Asynchronous Array of Simple Processors (AsAP) project
"You know you have achieved perfection in design, not when you have nothing
more to add, but when you have nothing more to take away"
- Antoine de Saint-Exupéry
"People who are really serious about software should make their
own hardware"
- Alan Kay
Members of the VCL are currently focused on the circuits, functional
units, architecture, interconnection network, algorithms, applications,
and chip design for a high-performance and energy-efficient
processing system targeting computationally-demanding applications.
The single-chip processing system is comprised of a large number of
fine-grain asynchronously-operating programmable processors connected
by a reconfigurable network.
We have designed 36-processor and 167-processor chips that have been
fabricated and found to be fully functional. We believe they are
among the highest clock rate fabricated processors designed in any
university--in fact, we believe the 167-core chip is the fastest.
Details of the chips and applications were presented at/in: ISSCC, ISVLSI,
HotChips, ICCD, IEEE MICRO, IEEE TVLSI, IEEE JSSC, ISCAS, Symp on
VLSI Circuits, SiPS, Asilomar, EURASIP, and many other venues. A complete
list of publications can be found at:
www.ece.ucdavis.edu/vcl/#Publications
and a concise summary can be found on the
AsAP wikipedia page.
Target Applications
- Digital signal processing (DSP)
- Embedded
- Multimedia
- Enterprise kernels (project recently started)
- Scientific kernels (project recently started)
Project Objectives
- High energy efficiency (at all times)
- High performance (capable of)
- High throughput
- Low latency
- Small circuit area (relatively)
- Easy to program (relatively)
- Well suited for future fabrication technologies
- Billions of transistors
- Many faulty circuits across a chip
- Large variations across chip
- Very high one-time fabrication and design costs
- High design costs favor tiled homogeneous architectures
- High fabrication/mask costs per chip tape-out
- Hardware works well over a broad range of applications
Key features
- Very small processor tiles
- Vast numbers of processors per chip
- Processors can be used for non-traditional purposes in highly efficient implementations
- Processors dissipate very little energy per workload when active
- Processors dissipate very low power when idle
- Essentially no algorithm-specific hardware in the programmable processors
AsAP 1 chip (36 processors)
Key Achievements
- Highest clock rate processor designed in a
university (at the time of publication)
- Fully functional
Architecture
The first generation AsAP processor contains 36 identical processors with
independent clock domains. Each processor is a reduced complexity
programmable DSP with small memories, which can dramatically increase
system area efficiency and energy efficiency. Each processor can
receive data from any two neighbors and send data to any of its four
neighbors. The block diagram of AsAP processor is shown below.
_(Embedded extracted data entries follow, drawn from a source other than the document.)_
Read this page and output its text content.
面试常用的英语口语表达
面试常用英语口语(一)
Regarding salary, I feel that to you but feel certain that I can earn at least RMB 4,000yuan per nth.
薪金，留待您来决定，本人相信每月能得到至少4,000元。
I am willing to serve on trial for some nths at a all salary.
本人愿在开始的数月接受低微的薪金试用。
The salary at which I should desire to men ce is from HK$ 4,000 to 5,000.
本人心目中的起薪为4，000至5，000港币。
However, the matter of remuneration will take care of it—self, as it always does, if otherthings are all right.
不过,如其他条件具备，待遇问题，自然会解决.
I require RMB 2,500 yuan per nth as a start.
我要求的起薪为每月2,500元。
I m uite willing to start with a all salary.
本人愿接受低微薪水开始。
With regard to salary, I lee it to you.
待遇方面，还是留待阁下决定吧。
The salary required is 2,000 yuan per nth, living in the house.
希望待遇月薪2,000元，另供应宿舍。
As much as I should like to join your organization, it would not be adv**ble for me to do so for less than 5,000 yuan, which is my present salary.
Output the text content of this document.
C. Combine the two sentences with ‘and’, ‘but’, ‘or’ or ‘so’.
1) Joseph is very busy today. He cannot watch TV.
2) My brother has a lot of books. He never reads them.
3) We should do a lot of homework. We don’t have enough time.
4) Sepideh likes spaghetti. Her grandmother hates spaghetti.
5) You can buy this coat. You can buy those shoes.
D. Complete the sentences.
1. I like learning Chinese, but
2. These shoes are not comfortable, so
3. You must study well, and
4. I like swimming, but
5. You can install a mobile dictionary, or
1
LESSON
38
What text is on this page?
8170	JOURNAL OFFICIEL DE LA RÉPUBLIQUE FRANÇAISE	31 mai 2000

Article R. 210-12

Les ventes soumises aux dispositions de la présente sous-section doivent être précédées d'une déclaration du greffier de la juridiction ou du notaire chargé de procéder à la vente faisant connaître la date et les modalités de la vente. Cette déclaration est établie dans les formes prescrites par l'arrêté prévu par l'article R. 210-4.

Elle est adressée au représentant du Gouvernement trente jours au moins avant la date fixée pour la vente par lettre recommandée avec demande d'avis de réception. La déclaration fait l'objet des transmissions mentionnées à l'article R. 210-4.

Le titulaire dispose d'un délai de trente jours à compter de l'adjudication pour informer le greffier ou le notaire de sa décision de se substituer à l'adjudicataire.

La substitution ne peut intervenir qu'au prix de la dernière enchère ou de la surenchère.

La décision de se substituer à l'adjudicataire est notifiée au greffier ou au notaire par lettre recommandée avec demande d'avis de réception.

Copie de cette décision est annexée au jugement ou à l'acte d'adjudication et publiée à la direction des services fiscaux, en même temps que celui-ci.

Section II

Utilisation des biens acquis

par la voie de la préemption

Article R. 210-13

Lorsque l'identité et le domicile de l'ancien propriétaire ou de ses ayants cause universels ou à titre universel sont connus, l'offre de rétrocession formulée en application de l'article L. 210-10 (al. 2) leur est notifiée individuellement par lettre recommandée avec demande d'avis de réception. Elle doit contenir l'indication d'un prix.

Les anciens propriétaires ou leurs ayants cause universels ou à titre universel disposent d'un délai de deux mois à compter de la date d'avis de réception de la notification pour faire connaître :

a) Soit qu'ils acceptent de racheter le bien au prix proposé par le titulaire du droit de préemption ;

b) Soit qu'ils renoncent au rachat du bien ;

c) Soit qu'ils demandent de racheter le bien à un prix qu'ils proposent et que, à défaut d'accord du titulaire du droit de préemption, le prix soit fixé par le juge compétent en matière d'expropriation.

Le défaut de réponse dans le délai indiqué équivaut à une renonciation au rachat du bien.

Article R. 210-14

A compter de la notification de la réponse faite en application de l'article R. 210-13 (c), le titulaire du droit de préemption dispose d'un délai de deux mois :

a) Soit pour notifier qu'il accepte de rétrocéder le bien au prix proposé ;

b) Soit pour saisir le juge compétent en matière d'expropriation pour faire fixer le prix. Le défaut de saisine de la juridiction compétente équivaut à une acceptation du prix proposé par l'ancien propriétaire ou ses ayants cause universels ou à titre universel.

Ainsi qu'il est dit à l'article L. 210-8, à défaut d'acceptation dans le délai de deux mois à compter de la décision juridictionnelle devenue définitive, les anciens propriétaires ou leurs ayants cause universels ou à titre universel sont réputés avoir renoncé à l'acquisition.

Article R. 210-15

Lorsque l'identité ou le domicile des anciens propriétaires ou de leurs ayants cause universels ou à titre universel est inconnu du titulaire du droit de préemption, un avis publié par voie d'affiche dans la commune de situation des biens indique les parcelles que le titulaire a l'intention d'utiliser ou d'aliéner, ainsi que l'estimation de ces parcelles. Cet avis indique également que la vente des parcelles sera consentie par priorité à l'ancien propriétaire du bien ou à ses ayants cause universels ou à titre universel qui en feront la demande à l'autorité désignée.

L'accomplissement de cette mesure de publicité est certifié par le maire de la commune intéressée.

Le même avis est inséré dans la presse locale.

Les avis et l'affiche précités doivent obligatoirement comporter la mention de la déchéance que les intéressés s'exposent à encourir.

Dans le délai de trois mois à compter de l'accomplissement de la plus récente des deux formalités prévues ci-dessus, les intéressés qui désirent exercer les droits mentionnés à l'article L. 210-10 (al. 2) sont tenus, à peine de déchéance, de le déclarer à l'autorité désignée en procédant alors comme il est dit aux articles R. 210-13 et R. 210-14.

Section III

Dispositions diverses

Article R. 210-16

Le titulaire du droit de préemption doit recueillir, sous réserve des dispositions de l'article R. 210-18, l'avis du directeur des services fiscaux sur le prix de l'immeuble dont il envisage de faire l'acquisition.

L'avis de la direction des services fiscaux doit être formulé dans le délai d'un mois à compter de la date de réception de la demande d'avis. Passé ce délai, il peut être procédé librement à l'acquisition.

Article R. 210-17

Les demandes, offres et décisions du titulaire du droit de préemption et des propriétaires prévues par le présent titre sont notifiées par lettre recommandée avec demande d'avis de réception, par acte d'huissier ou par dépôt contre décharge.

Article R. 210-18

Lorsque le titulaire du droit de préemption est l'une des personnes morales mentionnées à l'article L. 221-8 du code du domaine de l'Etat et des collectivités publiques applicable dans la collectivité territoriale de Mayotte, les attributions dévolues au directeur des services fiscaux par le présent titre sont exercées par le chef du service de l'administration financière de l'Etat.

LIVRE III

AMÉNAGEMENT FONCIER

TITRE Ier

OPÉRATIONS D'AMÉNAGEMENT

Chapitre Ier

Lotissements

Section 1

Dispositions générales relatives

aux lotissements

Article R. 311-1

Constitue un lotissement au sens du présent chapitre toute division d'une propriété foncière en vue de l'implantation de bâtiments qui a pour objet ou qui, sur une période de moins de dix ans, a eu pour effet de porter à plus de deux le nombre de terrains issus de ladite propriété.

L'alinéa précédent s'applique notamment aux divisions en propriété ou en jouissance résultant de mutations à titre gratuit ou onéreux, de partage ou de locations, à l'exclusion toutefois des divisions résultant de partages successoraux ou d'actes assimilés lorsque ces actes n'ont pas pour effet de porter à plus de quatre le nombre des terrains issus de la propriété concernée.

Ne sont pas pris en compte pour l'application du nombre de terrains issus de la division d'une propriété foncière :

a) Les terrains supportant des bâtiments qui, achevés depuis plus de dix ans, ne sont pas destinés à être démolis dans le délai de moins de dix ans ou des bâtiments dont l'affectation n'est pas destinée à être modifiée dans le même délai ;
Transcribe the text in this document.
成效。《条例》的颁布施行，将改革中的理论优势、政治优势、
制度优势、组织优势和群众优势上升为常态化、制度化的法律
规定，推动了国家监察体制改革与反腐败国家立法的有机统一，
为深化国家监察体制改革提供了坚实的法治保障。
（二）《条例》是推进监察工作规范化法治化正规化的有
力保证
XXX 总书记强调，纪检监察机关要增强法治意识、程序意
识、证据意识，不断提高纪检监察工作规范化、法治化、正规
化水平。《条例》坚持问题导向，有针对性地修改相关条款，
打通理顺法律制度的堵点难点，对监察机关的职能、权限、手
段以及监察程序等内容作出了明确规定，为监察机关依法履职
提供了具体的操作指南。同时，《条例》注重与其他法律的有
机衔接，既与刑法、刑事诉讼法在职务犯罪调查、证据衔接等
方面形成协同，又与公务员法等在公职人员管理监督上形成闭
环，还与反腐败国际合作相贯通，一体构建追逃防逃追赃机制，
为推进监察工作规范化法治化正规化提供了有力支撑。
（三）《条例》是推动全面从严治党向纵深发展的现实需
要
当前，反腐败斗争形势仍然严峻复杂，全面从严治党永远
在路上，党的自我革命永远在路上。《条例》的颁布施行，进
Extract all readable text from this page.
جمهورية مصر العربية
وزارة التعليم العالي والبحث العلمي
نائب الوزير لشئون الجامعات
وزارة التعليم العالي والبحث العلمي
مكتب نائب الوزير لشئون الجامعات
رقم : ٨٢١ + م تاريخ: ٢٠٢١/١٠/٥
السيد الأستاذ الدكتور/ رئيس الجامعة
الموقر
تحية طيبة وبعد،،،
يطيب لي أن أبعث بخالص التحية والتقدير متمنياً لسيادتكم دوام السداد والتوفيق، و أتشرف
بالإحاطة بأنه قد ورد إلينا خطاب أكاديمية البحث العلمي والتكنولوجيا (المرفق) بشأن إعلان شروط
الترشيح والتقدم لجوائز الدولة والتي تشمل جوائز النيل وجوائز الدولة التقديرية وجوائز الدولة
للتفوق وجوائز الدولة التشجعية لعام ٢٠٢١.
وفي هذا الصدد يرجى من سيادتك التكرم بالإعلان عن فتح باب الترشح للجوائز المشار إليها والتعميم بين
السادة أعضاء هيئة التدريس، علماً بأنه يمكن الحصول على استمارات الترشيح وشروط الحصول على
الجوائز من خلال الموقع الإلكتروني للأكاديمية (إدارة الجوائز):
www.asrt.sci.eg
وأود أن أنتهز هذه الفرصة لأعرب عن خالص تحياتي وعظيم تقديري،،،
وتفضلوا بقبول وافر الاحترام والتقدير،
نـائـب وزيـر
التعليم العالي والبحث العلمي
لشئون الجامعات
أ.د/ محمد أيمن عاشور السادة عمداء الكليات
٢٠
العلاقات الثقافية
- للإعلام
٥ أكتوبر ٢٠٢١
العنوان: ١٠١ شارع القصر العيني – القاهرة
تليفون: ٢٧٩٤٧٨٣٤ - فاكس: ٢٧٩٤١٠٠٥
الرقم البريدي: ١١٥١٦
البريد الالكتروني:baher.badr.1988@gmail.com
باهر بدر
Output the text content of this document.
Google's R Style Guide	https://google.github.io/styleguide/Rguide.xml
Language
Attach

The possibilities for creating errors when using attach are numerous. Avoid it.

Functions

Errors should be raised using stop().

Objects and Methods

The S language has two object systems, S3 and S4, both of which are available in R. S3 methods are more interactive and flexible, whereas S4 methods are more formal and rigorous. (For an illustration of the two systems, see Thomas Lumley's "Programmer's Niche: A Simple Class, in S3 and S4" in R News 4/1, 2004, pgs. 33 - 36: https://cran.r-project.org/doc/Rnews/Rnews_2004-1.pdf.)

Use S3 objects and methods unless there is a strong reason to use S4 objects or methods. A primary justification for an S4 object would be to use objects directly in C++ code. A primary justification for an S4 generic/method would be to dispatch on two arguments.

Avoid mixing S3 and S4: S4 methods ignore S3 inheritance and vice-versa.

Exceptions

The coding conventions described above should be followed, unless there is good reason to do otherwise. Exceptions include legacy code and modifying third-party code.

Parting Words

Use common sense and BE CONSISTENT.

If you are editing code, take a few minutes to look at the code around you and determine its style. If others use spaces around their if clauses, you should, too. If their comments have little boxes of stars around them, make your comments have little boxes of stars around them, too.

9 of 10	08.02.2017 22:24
Below is a photo micrograph of the fully-functional single-chip 36-core AsAP
processor array.
Chip design
We used a number of CAD tools from Cadence and Synopsys
for our chip design.
This page contains an overview of our
CAD tool flow
including progress and issues.
Here are some topics and issues
we considered before the tape out.
Test board
The AsAP test board is the custom-designed printed circuit board shown
on the right and is designed to work with a commercial Memec FPGA board
shown on the left.
Applications
Several DSP tasks and applications such as FFT, JPEG core encoder and
802.11a/802.11g wireless transmitter are mapped onto AsAP processor.
802.11a/802.11g implementation using 22 processors is
shown below. It consumes 407 mW at 300 MHz and achieve 30% of 54 Mb/s
performance. These results are around 10 times higher performance and
35x - 75x lower energy dissipation than 8-way VLIW TI C62x (according
one implementation reported at ICC02).
Results (First Generation)
AsAP processor operates at 475 MHz; and each processor dissipates
32 mW while executing applications, 84 mW while 100% active,
and 144 mW worst-case at 1.8 V. Most of AsAP's area (66%) is for the
core which is a high area utilization.
Each processor occupies 0.66 mm2,
which is more than 20 times smaller than
the other traditional processors such as ARM. AsAP processor also
achieves more than 5 times higher performance density and energy
efficiency compared with others, as shown at below.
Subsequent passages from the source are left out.